Health, of course, is not just the absence of illness - it is a positive sense of well-being. Surely no one would disagree with the claim that someone's recovery from illness is intimately related to their psychological condition as well as their physical. People who are emotionally secure and reassured will obviously recover more easily than those who are frightened or unhappy or stressed. And this is the nub of the matter. Of the 1 million sick that are mentally ill, the proposals clearly do not recognise how debilitating mental health problems can be.
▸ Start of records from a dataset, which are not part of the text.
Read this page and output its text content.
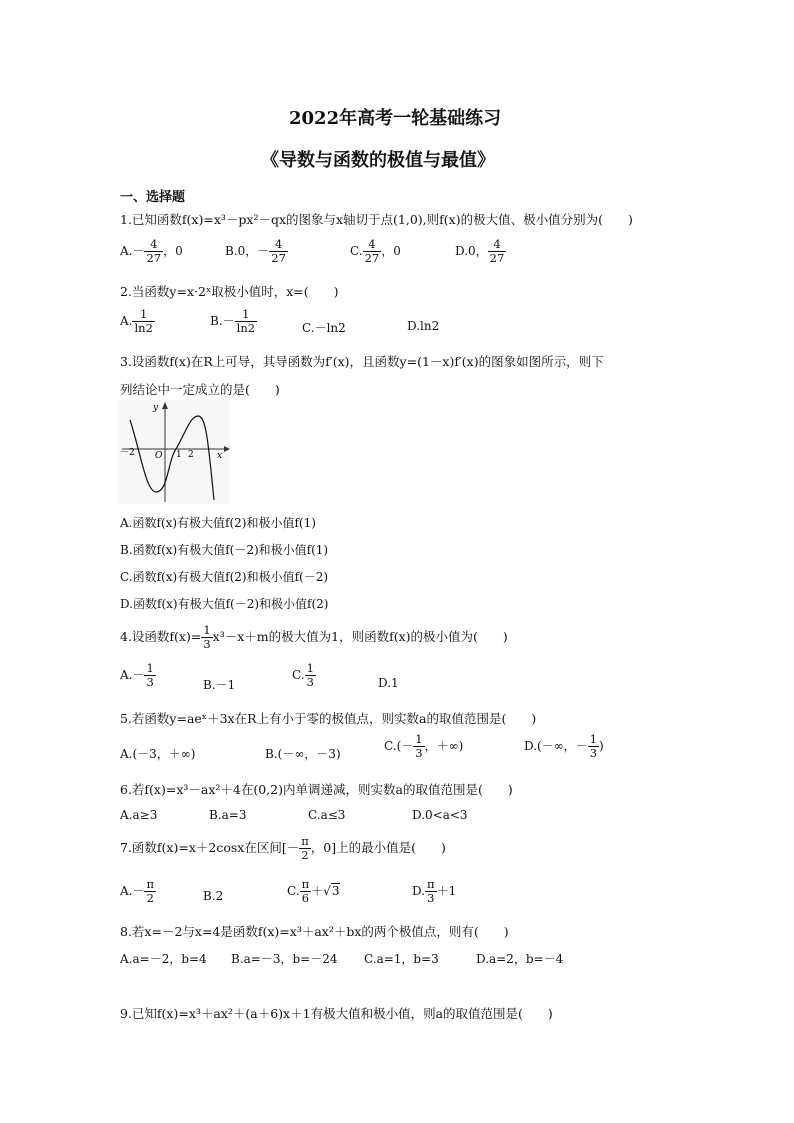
2022年高考一轮基础练习
《导数与函数的极值与最值》
一、选择题
1.已知函数f(x)=x³－px²－qx的图象与x轴切于点(1,0),则f(x)的极大值、极小值分别为(　　)
$A.- \frac{4}{27}$ ，0	B.0，－ $\frac{4}{27}$	C. $\frac{4}{27}$ ，0	D.0， $\frac{4}{27}$
2.当函数y=x·2ˣ取极小值时，x=(　　)
A. $\frac{1}{\ln 2}$	$B.- \frac{1}{\ln 2}$	C.－ln2	D.ln2
3.设函数f(x)在R上可导，其导函数为f′(x)，且函数y=(1－x)f′(x)的图象如图所示，则下
列结论中一定成立的是(　　)
y
x
O
－2	1 2
A.函数f(x)有极大值f(2)和极小值f(1)
B.函数f(x)有极大值f(－2)和极小值f(1)
C.函数f(x)有极大值f(2)和极小值f(－2)
D.函数f(x)有极大值f(－2)和极小值f(2)
4.设函数$f(x)= \frac{1}{3} x^3-x+m$的极大值为1，则函数f(x)的极小值为(　　)
$A.- \frac{1}{3}$	B.－1
C. $\frac{1}{3}$	D.1
5.若函数y=aeˣ＋3x在R上有小于零的极值点，则实数a的取值范围是(　　)
A.(－3，＋∞)	B.(－∞，－3)
$C.(- \frac{1}{3}$ ，＋∞)	D.(－∞，－ $\frac{1}{3}$ )
6.若f(x)=x³－ax²＋4在(0,2)内单调递减，则实数a的取值范围是(　　)
A.a≥3	B.a=3	C.a≤3	D.0<a<3
7.函数f(x)=x＋2cosx在区间[－ $\frac{\pi}{2}$ ，0]上的最小值是(　　)
$A.- \frac{\pi}{2}$	B.2	C. $\frac{\pi}{6} +√3$	D. $\frac{\pi}{3} +1$
8.若x=－2与x=4是函数f(x)=x³＋ax²＋bx的两个极值点，则有(　　)
A.a=－2，b=4 B.a=－3，b=－24 C.a=1，b=3	D.a=2，b=－4
9.已知f(x)=x³＋ax²＋(a＋6)x＋1有极大值和极小值，则a的取值范围是(　　)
We also now have a massive drugs problem which was absent 25 years ago. These people live their lives in such a shambolic way, always bordering on criminality and in regularly collisions with the authorities in some form or another that it may be well near impossible for them to hold down a steady job. 27 million prescriptions are dished out every year in Britain for tranquillisers and anti-depressants. The number of children on anti-depressants has more than doubled since 1995 from just over 13,000 to just over 27,000. Are we to believe that all these people are swinging the lead?

The Scottish Association on Mental Health have made their concerns known and they are not alone in their worries over the reforms. Marjory Wallace, spokesperson for the mental health support group, SANE, said, "These proposals could disturb an often fragile balance, trigger relapse and worsen symptoms".